Enhertu FDA Approvals for Early Breast Cancer

Trastuzumab deruxtecan (fam-trastuzumab deruxtecan-nxki), a HER2-directed antibody drug conjugate developed by Daiichi Sankyo and AstraZeneca, has received two new approvals from the United States — Food and Drug Administration. These approvals are for the neoadjuvant and adjuvant treatment of patients with HER2-positive early breast cancer.
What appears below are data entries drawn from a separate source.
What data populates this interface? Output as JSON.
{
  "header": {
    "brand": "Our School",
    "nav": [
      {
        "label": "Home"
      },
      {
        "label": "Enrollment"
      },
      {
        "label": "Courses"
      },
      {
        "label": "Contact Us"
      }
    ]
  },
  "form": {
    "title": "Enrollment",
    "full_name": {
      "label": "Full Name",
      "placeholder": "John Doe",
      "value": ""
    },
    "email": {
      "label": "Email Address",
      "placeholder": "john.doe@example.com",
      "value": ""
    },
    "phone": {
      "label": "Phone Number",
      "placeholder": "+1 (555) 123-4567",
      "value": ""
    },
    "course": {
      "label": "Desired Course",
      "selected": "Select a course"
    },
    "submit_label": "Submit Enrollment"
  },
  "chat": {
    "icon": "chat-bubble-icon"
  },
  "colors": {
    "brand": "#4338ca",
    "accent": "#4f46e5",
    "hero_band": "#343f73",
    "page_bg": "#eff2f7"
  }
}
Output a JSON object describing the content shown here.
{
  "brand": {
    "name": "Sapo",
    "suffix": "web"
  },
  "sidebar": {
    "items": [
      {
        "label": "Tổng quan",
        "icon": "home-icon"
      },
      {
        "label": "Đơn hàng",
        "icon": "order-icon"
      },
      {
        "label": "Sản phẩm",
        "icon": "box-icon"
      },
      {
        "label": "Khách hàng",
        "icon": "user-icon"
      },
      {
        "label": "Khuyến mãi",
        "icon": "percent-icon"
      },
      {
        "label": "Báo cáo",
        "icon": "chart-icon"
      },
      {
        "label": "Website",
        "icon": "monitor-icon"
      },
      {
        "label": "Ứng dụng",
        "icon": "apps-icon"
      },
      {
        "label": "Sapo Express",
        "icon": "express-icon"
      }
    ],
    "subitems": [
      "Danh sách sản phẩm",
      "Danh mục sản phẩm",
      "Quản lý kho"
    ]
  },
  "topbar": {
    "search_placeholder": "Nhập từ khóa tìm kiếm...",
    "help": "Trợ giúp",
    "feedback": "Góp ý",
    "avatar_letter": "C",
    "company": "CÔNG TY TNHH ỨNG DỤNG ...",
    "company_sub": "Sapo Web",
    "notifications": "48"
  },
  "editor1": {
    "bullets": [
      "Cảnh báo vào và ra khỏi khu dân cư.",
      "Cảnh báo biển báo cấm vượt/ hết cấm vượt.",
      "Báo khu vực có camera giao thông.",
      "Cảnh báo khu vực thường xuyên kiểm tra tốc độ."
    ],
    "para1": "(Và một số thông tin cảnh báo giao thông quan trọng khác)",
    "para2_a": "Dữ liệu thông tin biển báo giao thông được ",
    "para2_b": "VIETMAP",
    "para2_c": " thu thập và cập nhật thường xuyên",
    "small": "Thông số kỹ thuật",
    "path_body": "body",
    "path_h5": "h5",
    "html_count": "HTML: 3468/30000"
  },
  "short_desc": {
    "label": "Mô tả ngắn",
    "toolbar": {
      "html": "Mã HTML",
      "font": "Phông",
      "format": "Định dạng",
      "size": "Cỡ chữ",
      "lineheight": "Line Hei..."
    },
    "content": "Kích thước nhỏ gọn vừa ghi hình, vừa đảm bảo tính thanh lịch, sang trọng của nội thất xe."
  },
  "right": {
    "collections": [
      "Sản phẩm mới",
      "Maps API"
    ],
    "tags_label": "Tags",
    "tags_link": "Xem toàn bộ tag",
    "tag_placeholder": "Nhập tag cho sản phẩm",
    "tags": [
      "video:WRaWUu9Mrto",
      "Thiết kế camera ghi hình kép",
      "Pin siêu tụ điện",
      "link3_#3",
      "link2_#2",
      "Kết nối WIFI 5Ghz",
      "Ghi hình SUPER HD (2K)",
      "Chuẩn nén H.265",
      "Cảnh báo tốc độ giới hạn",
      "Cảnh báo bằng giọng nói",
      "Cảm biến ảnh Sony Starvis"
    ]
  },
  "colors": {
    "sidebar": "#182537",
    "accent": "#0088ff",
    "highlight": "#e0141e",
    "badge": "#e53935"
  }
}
The neoadjuvant approval is for adult patients with HER2-positive stage 2 or stage 3 breast cancer, while the adjuvant approval is for adult patients with HER2-positive breast cancer who have residual invasive disease after prior neoadjuvant therapy. These approvals are based on positive results from the DESTINY-Breast11 and DESTINY-Breast05 Phase III trials, which demonstrated significant improvements in pathologic complete response and invasive disease-free survival, respectively. Following these approvals, AstraZeneca will pay Daiichi Sankyo $155 million in milestone payments, and Daiichi Sankyo will recognize the sales of Trastuzumab deruxtecan in the U.S. This expansion into early-stage breast cancer treatment positions Trastuzumab deruxtecan as a potential new standard of care, offering new hope for patients and families.